E se precisamos construir consenso, capacitar a opinião pública a um agir político que reordene o fazer científico, isso só será possível se resgatarmos o saber humanístico em nossas instituições de ensino. E a Filosofia, como disciplina humanística, possui em sua raiz histórica não apenas as condições, mas o dever de cooperar com este reposicionamento. Como bem afirmou o filósofo Nietzsche: “Nós somos mais livres do que jamais o fomos para lançar o olhar em todas as direções; nós não percebemos limite algum. Temos essa vantagem de sentir em volta de nós um espaço imenso - mas também um vazio imenso...” 

Referências 

HABERMAS, J. O futuro da natureza humana: a caminho de uma eugenia liberal? São Paulo: Martins Fontes, 2004. 
JASPERS, Karl. Introdução ao pensamento filosófico. São Paulo: Cultrix, 1965. 
JONAS, H. El princípio de responsabilidad. Ensayo de una ética para la civilización tecnológica. Barcelona: Herder, 1995. 

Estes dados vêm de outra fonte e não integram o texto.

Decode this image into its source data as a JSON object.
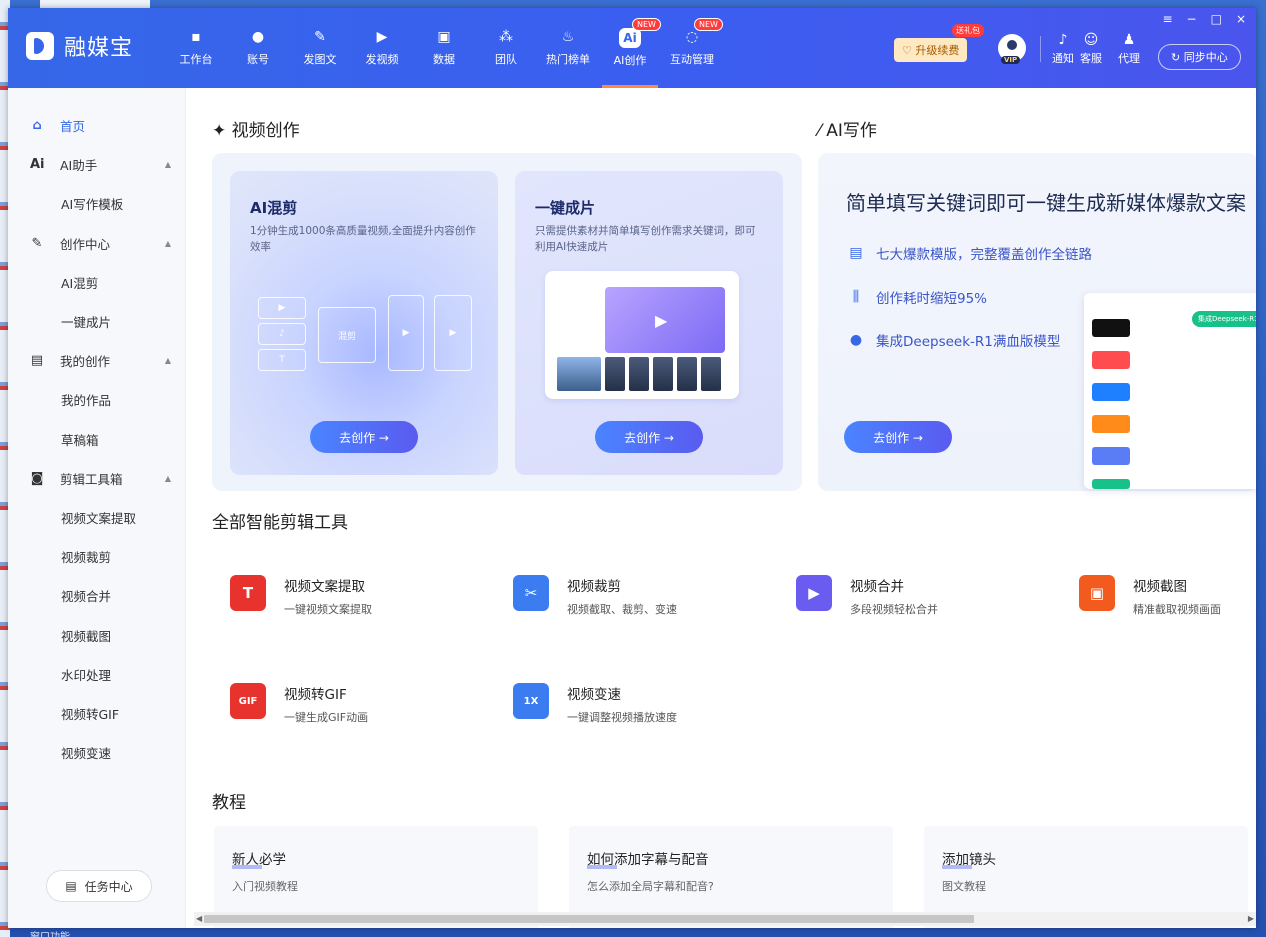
{
  "app": {
    "name": "融媒宝"
  },
  "nav": [
    {
      "label": "工作台",
      "icon": "monitor-icon",
      "glyph": "▪"
    },
    {
      "label": "账号",
      "icon": "user-icon",
      "glyph": "●"
    },
    {
      "label": "发图文",
      "icon": "pen-icon",
      "glyph": "✎"
    },
    {
      "label": "发视频",
      "icon": "play-icon",
      "glyph": "▶"
    },
    {
      "label": "数据",
      "icon": "chart-icon",
      "glyph": "▣"
    },
    {
      "label": "团队",
      "icon": "team-icon",
      "glyph": "⁂"
    },
    {
      "label": "热门榜单",
      "icon": "fire-icon",
      "glyph": "♨"
    },
    {
      "label": "AI创作",
      "icon": "ai-icon",
      "glyph": "Ai",
      "badge": "NEW",
      "active": true
    },
    {
      "label": "互动管理",
      "icon": "chat-icon",
      "glyph": "◌",
      "badge": "NEW"
    }
  ],
  "header": {
    "upgrade_label": "升级续费",
    "upgrade_badge": "送礼包",
    "vip_label": "VIP",
    "notify_label": "通知",
    "service_label": "客服",
    "agent_label": "代理",
    "sync_label": "同步中心",
    "window_controls": [
      "≡",
      "−",
      "□",
      "×"
    ]
  },
  "sidebar": {
    "items": [
      {
        "label": "首页",
        "icon": "home-icon",
        "glyph": "⌂",
        "active": true,
        "level": 0
      },
      {
        "label": "AI助手",
        "icon": "ai-assistant-icon",
        "glyph": "Ai",
        "level": 0,
        "expanded": true
      },
      {
        "label": "AI写作模板",
        "level": 1
      },
      {
        "label": "创作中心",
        "icon": "create-icon",
        "glyph": "✎",
        "level": 0,
        "expanded": true
      },
      {
        "label": "AI混剪",
        "level": 1
      },
      {
        "label": "一键成片",
        "level": 1
      },
      {
        "label": "我的创作",
        "icon": "doc-icon",
        "glyph": "▤",
        "level": 0,
        "expanded": true
      },
      {
        "label": "我的作品",
        "level": 1
      },
      {
        "label": "草稿箱",
        "level": 1
      },
      {
        "label": "剪辑工具箱",
        "icon": "toolbox-icon",
        "glyph": "◙",
        "level": 0,
        "expanded": true
      },
      {
        "label": "视频文案提取",
        "level": 1
      },
      {
        "label": "视频裁剪",
        "level": 1
      },
      {
        "label": "视频合并",
        "level": 1
      },
      {
        "label": "视频截图",
        "level": 1
      },
      {
        "label": "水印处理",
        "level": 1
      },
      {
        "label": "视频转GIF",
        "level": 1
      },
      {
        "label": "视频变速",
        "level": 1
      }
    ],
    "task_center": "任务中心"
  },
  "video_creation": {
    "title": "视频创作",
    "cards": [
      {
        "title": "AI混剪",
        "desc": "1分钟生成1000条高质量视频,全面提升内容创作效率",
        "button": "去创作 →",
        "mix_label": "混剪"
      },
      {
        "title": "一键成片",
        "desc": "只需提供素材并简单填写创作需求关键词，即可利用AI快速成片",
        "button": "去创作 →"
      }
    ]
  },
  "ai_writing": {
    "title": "AI写作",
    "headline": "简单填写关键词即可一键生成新媒体爆款文案",
    "features": [
      {
        "icon": "template-icon",
        "glyph": "▤",
        "text": "七大爆款模版，完整覆盖创作全链路"
      },
      {
        "icon": "speed-icon",
        "glyph": "⫼",
        "text": "创作耗时缩短95%"
      },
      {
        "icon": "bulb-icon",
        "glyph": "●",
        "text": "集成Deepseek-R1满血版模型"
      }
    ],
    "button": "去创作 →",
    "mock_badge": "集成Deepseek-R1"
  },
  "tools": {
    "title": "全部智能剪辑工具",
    "items": [
      {
        "name": "视频文案提取",
        "desc": "一键视频文案提取",
        "color": "#e8322e",
        "glyph": "T",
        "icon": "text-extract-icon"
      },
      {
        "name": "视频裁剪",
        "desc": "视频截取、裁剪、变速",
        "color": "#3b7cf0",
        "glyph": "✂",
        "icon": "scissors-icon"
      },
      {
        "name": "视频合并",
        "desc": "多段视频轻松合并",
        "color": "#6a5cf0",
        "glyph": "▶",
        "icon": "merge-icon"
      },
      {
        "name": "视频截图",
        "desc": "精准截取视频画面",
        "color": "#f25a1e",
        "glyph": "▣",
        "icon": "screenshot-icon"
      },
      {
        "name": "视频转GIF",
        "desc": "一键生成GIF动画",
        "color": "#e8322e",
        "glyph": "GIF",
        "icon": "gif-icon"
      },
      {
        "name": "视频变速",
        "desc": "一键调整视频播放速度",
        "color": "#3b7cf0",
        "glyph": "1X",
        "icon": "speed-change-icon"
      }
    ]
  },
  "tutorials": {
    "title": "教程",
    "items": [
      {
        "name": "新人必学",
        "desc": "入门视频教程"
      },
      {
        "name": "如何添加字幕与配音",
        "desc": "怎么添加全局字幕和配音?"
      },
      {
        "name": "添加镜头",
        "desc": "图文教程"
      }
    ]
  },
  "taskbar_text": "窗口功能"
}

LACEY, H. O Princípio de Precaução e a autonomia da ciência. Scient. Stud., v.4, n.3, p.373-92, 2006. 
LATOUR, B. A esperança de Pandora: ensaio sobre a realidade dos estudos científicos. Bauru: EDUSC, 2001. 
______. Jamais fomos modernos - ensaio de antropologia simétrica. Rio de Janeiro: Editora 34, 1994. 
OLIVEIRA, J. A.; EPSTEIN, I. Tempo, ciência e consenso: os diferentes tempos que envolvem a pesquisa científica, a decisão política e a opinião pública. Em INTERFACE COMUNICAÇÃO SAÚDE EDUCAÇÃO v.13, n.29, p.165-175, abr./jun. 2009. 
SANTOS, B.S. Para um novo senso comum: a ciência, o direito e a política na transição paradigmática. São Paulo: Cortez, 2005.